Updated: Aug 30, 2021

This is a handy chocolate cake to have in your recipe file as it is made 12 hours in advance - so if you are making a dessert for a special occasion there is no last minute fuss. I gave the cake its name as I made it for several farewell parties held on the occasion of my children leaving their junior schools.

Do not worry if the top of the cake dips a little upon cooling as it will hold a lovely pile of luscious raspberries.

The chocolate sauce is also very good served with vanilla ice-cream.



photo: Danella Chalmers


Serves 10-12

Ingredients

  • 275g plain chocolate (70% cocoa solids), broken into pieces

  • 200g slightly salted butter

  • 75g plain flour

  • 1 level tsp baking powder

  • 5 large eggs

  • 225g caster sugar

Quick chocolate sauce

  • 125g golden syrup

  • 200ml double cream

  • 175g plain chocolate (70% cocoa solids), broken into pieces

To serve

Raspberries, Minstrels, Maltesers, quick chocolate sauce, double cream or creme fraiche. For the salad


Method

Line the base of a 25cm springform tin with non-stick baking parchment and lightly grease the sides with butter. Place on a large baking sheet. Preheat the oven to 160C/140fan/325F/Gas 3.

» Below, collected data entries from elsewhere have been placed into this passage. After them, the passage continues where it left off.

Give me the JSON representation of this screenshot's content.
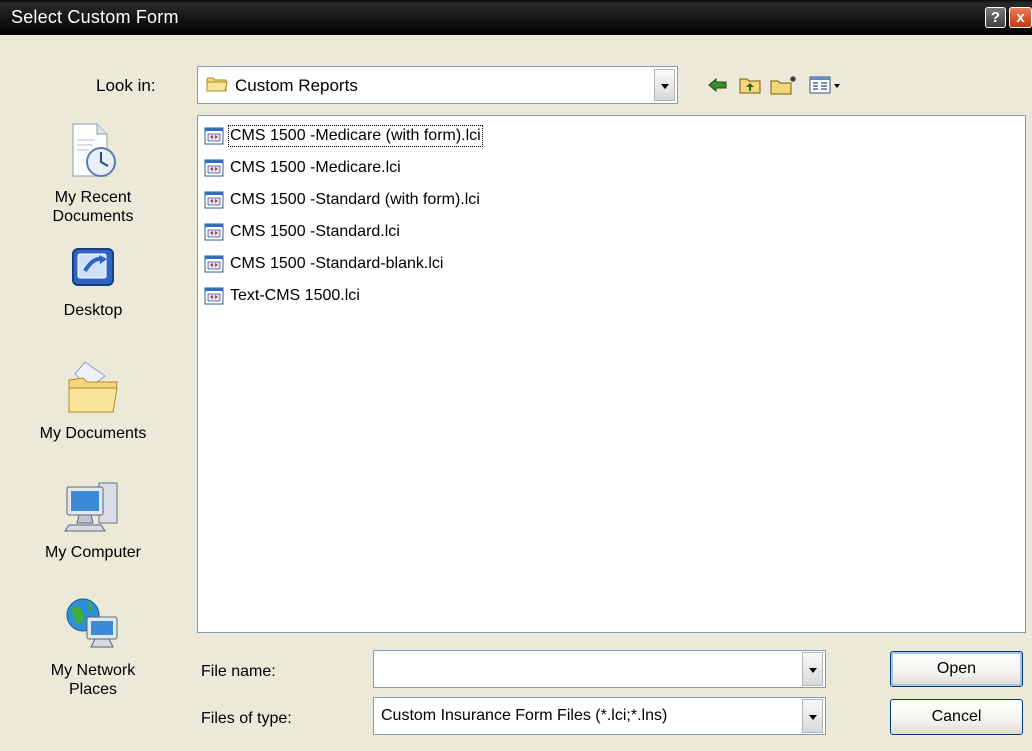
{
  "window": {
    "title": "Select Custom Form",
    "help_glyph": "?",
    "close_glyph": "x"
  },
  "look_in": {
    "label": "Look in:",
    "value": "Custom Reports",
    "icon": "folder-icon"
  },
  "toolbar": {
    "icons": [
      "back-arrow-icon",
      "up-one-level-icon",
      "new-folder-icon",
      "view-menu-icon"
    ]
  },
  "places": [
    {
      "label": "My Recent\nDocuments",
      "icon": "recent-documents-icon"
    },
    {
      "label": "Desktop",
      "icon": "desktop-icon"
    },
    {
      "label": "My Documents",
      "icon": "my-documents-icon"
    },
    {
      "label": "My Computer",
      "icon": "my-computer-icon"
    },
    {
      "label": "My Network\nPlaces",
      "icon": "network-places-icon"
    }
  ],
  "files": [
    {
      "name": "CMS 1500 -Medicare (with form).lci"
    },
    {
      "name": "CMS 1500 -Medicare.lci"
    },
    {
      "name": "CMS 1500 -Standard (with form).lci"
    },
    {
      "name": "CMS 1500 -Standard.lci"
    },
    {
      "name": "CMS 1500 -Standard-blank.lci"
    },
    {
      "name": "Text-CMS 1500.lci"
    }
  ],
  "file_name": {
    "label": "File name:",
    "value": ""
  },
  "file_type": {
    "label": "Files of type:",
    "value": "Custom Insurance Form Files (*.lci;*.lns)"
  },
  "buttons": {
    "open": "Open",
    "cancel": "Cancel"
  }
}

Place the chocolate in a heatproof bowl with the butter. Set over a pan of barely simmering water, stir until melted and then remove the bowl from the pan and allow to cool. Sift together the flour and baking powder.


Place the eggs and sugar in a large bowl and whisk with electric beaters until very thick and mousse-like. Carefully fold in the cooled chocolate mixture followed by the flour and baking powder. Pour into the tin and cook for 1 hour.


Once cooked, remove the cake from the oven, cool for 5 minutes and then cover with a clean, damp tea towel and leave to cool completely. Dampen the cloth again, place it on the cake, wrap tightly and leave for up to 12 hours before turning out.


Make the chocolate sauce: Melt the ingredients together in a medium saucepan over a gently heat, bring to the boil and simmer for a minute or two.


Top the cake with raspberries and Minstrels, drizzle with the chocolate sauce and serve with double cream or creme fraiche.